Through agricultural education, a father and son have made a big impact on a small community that won’t soon be forgotten.
Oliver Rendell ‘O.R.’ Wille (also known as ‘Bud’) began teaching ag education classes at Little Snake River High School (LSRHS) in Baggs, Wy., in 1959, taking over the ag program chartered in 1949. He helped grow the Little Snake River FFA, which his son, Dale (pictured above), was part of during his high school career. And that’s who O.R. handed the reins to once he was ready to retire in 1987.
Dale held onto those reins for more than three decades, making the Wille men the only two ag teachers at LSRHS in the past 61 years.
“It was my privilege to continue building what my father helped create in my hometown, and I feel fortunate to have been part of this school and FFA chapter, and to have taught some of the grandchildren of the students my father had in class,” Dale says. “At first, I thought I’d just try out teaching ag. I’d say it stuck, because it’s taken me 33 years to hang up my hat.”
When Dale, who retired from LSRHS at the end of the 2019-20 school year, looks back at his favorite moments in his career, he points to his shop classes where he helped students learn about woodworking, welding and metal fabrication, and where he watched them grow as individuals and as a group.

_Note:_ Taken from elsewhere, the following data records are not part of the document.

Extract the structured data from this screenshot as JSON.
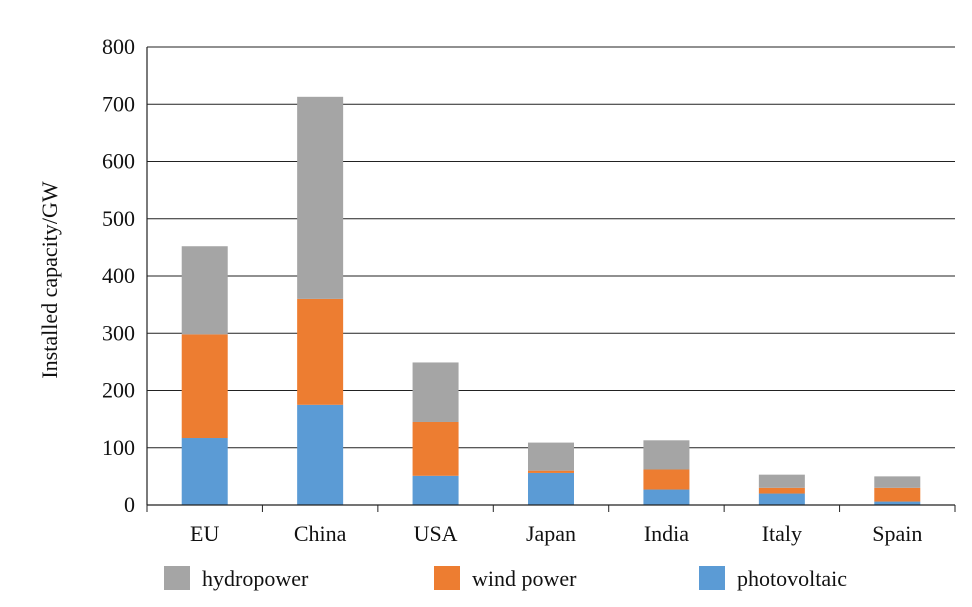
{
  "chart_data": {
    "type": "bar",
    "stacked": true,
    "title": "",
    "xlabel": "",
    "ylabel": "Installed capacity/GW",
    "ylim": [
      0,
      800
    ],
    "yticks": [
      0,
      100,
      200,
      300,
      400,
      500,
      600,
      700,
      800
    ],
    "grid": true,
    "legend_position": "bottom",
    "categories": [
      "EU",
      "China",
      "USA",
      "Japan",
      "India",
      "Italy",
      "Spain"
    ],
    "series": [
      {
        "name": "photovoltaic",
        "color": "#5b9bd5",
        "values": [
          117,
          175,
          51,
          56,
          27,
          20,
          6
        ]
      },
      {
        "name": "wind power",
        "color": "#ed7d31",
        "values": [
          181,
          185,
          94,
          4,
          35,
          10,
          24
        ]
      },
      {
        "name": "hydropower",
        "color": "#a5a5a5",
        "values": [
          154,
          353,
          104,
          49,
          51,
          23,
          20
        ]
      }
    ],
    "legend_order": [
      "hydropower",
      "wind power",
      "photovoltaic"
    ]
  }
}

“Many of my students came to ag education specifically to take shop classes, but they often got more than they bargained for by becoming part of the greater ag community at our school, and that was really special to witness,” Dale says.
Dale also has fond memories of his shop class’s auction and pancake supper, which took place at the end of each school year. The fundraiser for the Little Snake River FFA auctioned off students’ projects. According to Wyoming FFA State Advisor Stacy Broda, the annual auction was a highly anticipated event that drew the community together while also celebrating students’ talents and accomplishments – and that’s just one example of the legacy Dale leaves behind.
“It’s obvious that students respect Mr. Dale Wille and enjoy his classes, as most years he had 100 percent enrollment of total students in the high school,” Broda says. “The quality of projects that students build in both the wood and metal shop is impressive, and his project auction at the end of the school year is looked forward to by many in the community. His program focus has always been to give students hands-on skills but with a foundation of being leaders and giving back to the community.”